Android tablets, for the most part, all look the same. Sony is a bit of an outlier, with the wedge shaped Tablet S ($399, 3 stars) and now the clamshell Tablet P. With its Playstation certification and Nintendo DS-like form factor it’s clearly aimed at the gaming crowd, but the two small screens and lack of physical controls make it harder to use than it should be. The Tablet P’s dual-screen design just doesn’t click.
Physical Design, Features, and Dual-Screens
The Sony Tablet P uses a dual-screen, rounded clamshell design. It resembles the equally audacious Kyocera Echo (3 stars) smartphone, but in a larger form. When open flat, the Tablet P measures 6.2 by 7.1 by 0.5 inches (HWD) and weighs 13.12 ounces. There are two removable plastic shells on either side, with the top covering the SIM card slot and the bottom covering the removable battery and microSD card slot. Both of these plastic covers are flimsy and the top one popped off several times during testing. When closed the Tablet P can fit into some roomier pockets, but I would hardly call it pocket-friendly.
The Power and Volume buttons are on right edge of the bottom half of the tablet, along with a microUSB port and a proprietary power port. The Tablet P connects to computers via included microUSB cable, but doesn’t charge over USB—for that you’ll need the included AC adapter. Along the left side is a tiny hole for a weak built-in speaker, which was easy to cover accidentally. A 3.5mm headphone jack sits on the bottom edge.
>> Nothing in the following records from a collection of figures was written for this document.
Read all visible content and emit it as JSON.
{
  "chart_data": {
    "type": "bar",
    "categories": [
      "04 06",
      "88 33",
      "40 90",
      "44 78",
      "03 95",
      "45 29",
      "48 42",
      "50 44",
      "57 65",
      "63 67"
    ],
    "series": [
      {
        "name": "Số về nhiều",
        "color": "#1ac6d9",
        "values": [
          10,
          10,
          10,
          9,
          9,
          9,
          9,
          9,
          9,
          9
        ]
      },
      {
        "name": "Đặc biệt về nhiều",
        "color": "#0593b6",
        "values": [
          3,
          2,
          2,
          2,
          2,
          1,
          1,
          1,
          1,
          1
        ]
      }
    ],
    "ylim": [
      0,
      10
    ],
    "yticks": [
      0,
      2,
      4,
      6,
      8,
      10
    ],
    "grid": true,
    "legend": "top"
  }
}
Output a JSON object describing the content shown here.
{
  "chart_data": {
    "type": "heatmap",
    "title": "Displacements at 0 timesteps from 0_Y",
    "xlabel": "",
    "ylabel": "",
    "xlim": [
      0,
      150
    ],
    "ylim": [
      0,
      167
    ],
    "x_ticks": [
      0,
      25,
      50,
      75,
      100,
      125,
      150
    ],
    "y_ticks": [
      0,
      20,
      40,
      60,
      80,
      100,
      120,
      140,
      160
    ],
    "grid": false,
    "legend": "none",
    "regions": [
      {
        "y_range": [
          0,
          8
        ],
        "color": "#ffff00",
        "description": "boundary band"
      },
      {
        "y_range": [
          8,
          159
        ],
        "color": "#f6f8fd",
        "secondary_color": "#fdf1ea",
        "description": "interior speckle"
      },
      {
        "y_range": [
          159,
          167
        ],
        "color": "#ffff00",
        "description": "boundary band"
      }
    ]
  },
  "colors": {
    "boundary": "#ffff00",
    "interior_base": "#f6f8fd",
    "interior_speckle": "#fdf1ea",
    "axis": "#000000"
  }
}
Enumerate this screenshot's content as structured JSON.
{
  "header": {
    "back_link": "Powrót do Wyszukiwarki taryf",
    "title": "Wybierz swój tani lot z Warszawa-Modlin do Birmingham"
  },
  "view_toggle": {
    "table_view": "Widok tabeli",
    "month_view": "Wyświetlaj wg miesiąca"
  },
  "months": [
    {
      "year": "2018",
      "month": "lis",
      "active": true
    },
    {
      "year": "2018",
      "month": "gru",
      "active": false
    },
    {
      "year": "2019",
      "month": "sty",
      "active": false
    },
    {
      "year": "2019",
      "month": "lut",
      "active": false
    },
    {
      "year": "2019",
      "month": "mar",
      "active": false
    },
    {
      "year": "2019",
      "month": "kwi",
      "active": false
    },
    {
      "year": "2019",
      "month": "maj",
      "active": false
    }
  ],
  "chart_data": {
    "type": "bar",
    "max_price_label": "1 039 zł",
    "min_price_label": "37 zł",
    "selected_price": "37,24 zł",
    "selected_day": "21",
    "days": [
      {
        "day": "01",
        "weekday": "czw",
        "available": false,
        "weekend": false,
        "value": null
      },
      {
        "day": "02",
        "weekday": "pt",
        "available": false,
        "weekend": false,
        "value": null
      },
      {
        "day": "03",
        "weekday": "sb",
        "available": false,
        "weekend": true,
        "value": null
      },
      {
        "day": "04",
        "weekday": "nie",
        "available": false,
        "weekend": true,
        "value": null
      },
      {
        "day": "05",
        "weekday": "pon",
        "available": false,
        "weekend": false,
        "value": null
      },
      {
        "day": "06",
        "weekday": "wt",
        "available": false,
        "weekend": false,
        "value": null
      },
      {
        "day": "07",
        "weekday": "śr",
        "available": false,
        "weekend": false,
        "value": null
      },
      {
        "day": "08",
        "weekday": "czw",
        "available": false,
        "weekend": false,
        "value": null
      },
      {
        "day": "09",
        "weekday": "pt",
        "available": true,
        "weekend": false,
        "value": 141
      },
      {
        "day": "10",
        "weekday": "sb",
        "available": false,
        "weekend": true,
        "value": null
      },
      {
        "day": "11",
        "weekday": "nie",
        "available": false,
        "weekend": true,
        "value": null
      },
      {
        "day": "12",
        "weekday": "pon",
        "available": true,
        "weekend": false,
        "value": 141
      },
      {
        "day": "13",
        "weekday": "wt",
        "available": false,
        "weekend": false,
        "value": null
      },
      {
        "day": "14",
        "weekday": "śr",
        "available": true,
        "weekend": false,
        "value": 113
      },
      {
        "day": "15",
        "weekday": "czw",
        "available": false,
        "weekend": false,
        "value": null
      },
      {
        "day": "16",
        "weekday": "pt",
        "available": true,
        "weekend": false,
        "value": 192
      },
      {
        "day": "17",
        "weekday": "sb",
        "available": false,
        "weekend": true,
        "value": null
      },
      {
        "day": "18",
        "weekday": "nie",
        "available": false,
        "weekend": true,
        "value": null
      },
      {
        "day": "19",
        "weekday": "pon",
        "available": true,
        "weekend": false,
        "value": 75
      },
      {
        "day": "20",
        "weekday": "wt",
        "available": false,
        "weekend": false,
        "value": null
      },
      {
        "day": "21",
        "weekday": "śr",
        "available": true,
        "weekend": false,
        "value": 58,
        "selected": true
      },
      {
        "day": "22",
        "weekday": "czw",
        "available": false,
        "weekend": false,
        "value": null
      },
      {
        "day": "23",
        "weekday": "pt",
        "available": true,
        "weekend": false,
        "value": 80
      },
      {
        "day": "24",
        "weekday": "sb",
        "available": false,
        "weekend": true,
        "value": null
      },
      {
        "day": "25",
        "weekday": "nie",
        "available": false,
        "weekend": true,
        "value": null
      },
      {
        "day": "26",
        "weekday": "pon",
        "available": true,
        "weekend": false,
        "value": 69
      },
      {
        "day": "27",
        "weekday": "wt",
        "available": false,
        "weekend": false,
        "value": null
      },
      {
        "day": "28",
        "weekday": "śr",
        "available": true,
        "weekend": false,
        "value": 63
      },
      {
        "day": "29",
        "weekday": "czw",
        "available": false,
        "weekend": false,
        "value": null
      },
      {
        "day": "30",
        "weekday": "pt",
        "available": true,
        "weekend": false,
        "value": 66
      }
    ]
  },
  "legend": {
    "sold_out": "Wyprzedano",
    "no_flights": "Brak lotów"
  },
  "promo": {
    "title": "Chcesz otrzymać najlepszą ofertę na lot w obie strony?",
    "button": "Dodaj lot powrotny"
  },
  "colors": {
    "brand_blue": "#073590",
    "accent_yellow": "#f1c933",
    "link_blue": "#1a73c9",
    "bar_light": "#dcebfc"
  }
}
Each of the 5.5-inch LCD screens has 1024-by-480-pixel resolution. But the whole is less than the sum of its parts: together, the two screens form a 7-inch, square screen with a notable seam between the two halves. Both 1024-by-480 and 1024-by-960 are nonstandard Android resolutions, which could cause trouble for third-party apps. The whole thing is surrounded by an inch-wide bezel, which made it difficult to reach the middle of the screens with my thumbs. The screens are bright, with vivid colors and deep blacks, and text appears particularly sharp. But the clamshell design makes it hard to get both at an optimal angle unless laid completely flat. The hinge is sturdy and stays put at any angle.
There is a 5-megapixel camera on the back of the top half of the Tablet P, while a VGA front-facing camera is positioned inside, on the right. The rear-facing camera suffers from the same problems as most tablet cameras—soft pictures, dull color and detail, and too much image noise. There is also a long delay between shots. Don’t count on the Tablet P to replace even your smartphone camera.
The Sony Tablet P is available through ATT and connects to its HSPA+42 network, but not to 4G LTE. The Tablet P costs $399.99 with a two-year contract or $549.99 without. Off contract, that’s more than the superior Asus Eee Pad Transformer Prime ($499, 4 stars) and the new iPad ($499-$829). There are two contract data plans, either $35 a month for 3GB or $50 for 5GB. Off-contract data can be bought in three flavors: $14.99 for 250MB, $30 for 3GB, or $50 for 5GB.